The forward transition function for moving-aggregate mode is not allowed to return NULL as the new state value. If the inverse transition function returns NULL, this indicates that the inverse function cannot reverse the state computation for this particular input, and the aggregate computation must therefore be recalculated "from scratch" starting from the beginning of the current frame. In some rare cases, reversing the state computation in progress is impractical; this convention allows the use of moving-aggregate mode in such situations.
If no moving-aggregate implementation is provided, the aggregate can still be used with moving frames, but the system will recalculate the entire aggregate whenever the frame start moves.

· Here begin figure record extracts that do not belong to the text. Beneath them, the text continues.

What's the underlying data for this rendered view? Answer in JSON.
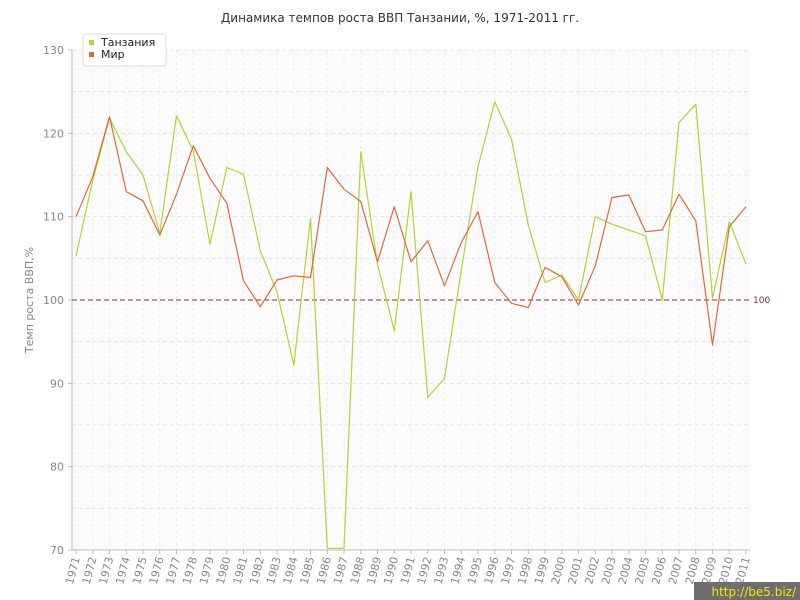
{
  "chart_data": {
    "type": "line",
    "title": "Динамика темпов роста ВВП Танзании, %, 1971-2011 гг.",
    "xlabel": "",
    "ylabel": "Темп роста ВВП,%",
    "categories": [
      "1971",
      "1972",
      "1973",
      "1974",
      "1975",
      "1976",
      "1977",
      "1978",
      "1979",
      "1980",
      "1981",
      "1982",
      "1983",
      "1984",
      "1985",
      "1986",
      "1987",
      "1988",
      "1989",
      "1990",
      "1991",
      "1992",
      "1993",
      "1994",
      "1995",
      "1996",
      "1997",
      "1998",
      "1999",
      "2000",
      "2001",
      "2002",
      "2003",
      "2004",
      "2005",
      "2006",
      "2007",
      "2008",
      "2009",
      "2010",
      "2011"
    ],
    "yticks": [
      "70",
      "80",
      "90",
      "100",
      "110",
      "120",
      "130"
    ],
    "ylim": [
      70,
      130
    ],
    "grid": true,
    "legend_position": "top-left",
    "reference_line": {
      "value": 100,
      "label": "100",
      "color": "#8b2f2f"
    },
    "series": [
      {
        "name": "Танзания",
        "color": "#b5d334",
        "values": [
          105.3,
          114.4,
          121.8,
          117.8,
          115.0,
          108.0,
          122.1,
          117.9,
          106.7,
          115.9,
          115.1,
          105.9,
          101.0,
          92.2,
          109.8,
          70.2,
          70.2,
          117.8,
          104.3,
          96.3,
          113.0,
          88.3,
          90.6,
          103.6,
          116.0,
          123.8,
          119.3,
          109.0,
          102.1,
          103.0,
          100.0,
          110.0,
          109.1,
          108.4,
          107.7,
          100.0,
          121.3,
          123.5,
          100.2,
          109.4,
          104.3
        ]
      },
      {
        "name": "Мир",
        "color": "#e06a3d",
        "values": [
          110.0,
          114.8,
          122.0,
          113.0,
          111.9,
          107.8,
          112.7,
          118.5,
          114.6,
          111.6,
          102.3,
          99.2,
          102.4,
          102.9,
          102.7,
          115.9,
          113.3,
          111.8,
          104.6,
          111.2,
          104.6,
          107.1,
          101.7,
          106.9,
          110.6,
          102.1,
          99.6,
          99.1,
          103.9,
          102.8,
          99.4,
          104.1,
          112.3,
          112.6,
          108.2,
          108.4,
          112.7,
          109.5,
          94.6,
          108.8,
          111.2
        ]
      }
    ]
  },
  "watermark": "http://be5.biz/"
}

Note that regardless of whether the aggregate supports moving-aggregate mode, the system can handle a moving frame end without recalculation, simply by adding new values to the aggregate state. This is why using an aggregate as a window function requires the final function to be read-only. The final function is expected not to destroy the aggregate's state value, so that the aggregate can continue even after an aggregate result value has been obtained for one set of frame boundaries.
The syntax for ordered-set aggregates allows specifying VARIADIC for the last direct parameter and the last aggregated (WITHIN GROUP) parameter. However, the current implementation restricts the use of VARIADIC in two ways. First, ordered-set aggregates can only use VARIADIC "any", not other variadic array types. Second, if the last direct parameter is VARIADIC "any", then there can only be one aggregated parameter and it must also be VARIADIC "any" (in the representation used in the system catalog, these two parameters are merged into a single VARIADIC "any" item, because pg_proc cannot represent functions with more than one VARIADIC parameter). If the aggregate is a hypothetical-set aggregate, the direct parameters matching the VARIADIC "any" parameter are the hypothetical parameters. Any preceding parameters represent additional direct parameters that are not constrained to match the aggregated parameters.
Currently, ordered-set aggregates do not need to support moving-aggregate mode, because they cannot be used as window functions.
Partial (including parallel) aggregation is currently not supported by ordered-set aggregates. Also, aggregate calls that include DISTINCT or ORDER BY clauses will not use partial aggregation, because those semantics cannot be supported during partial aggregation.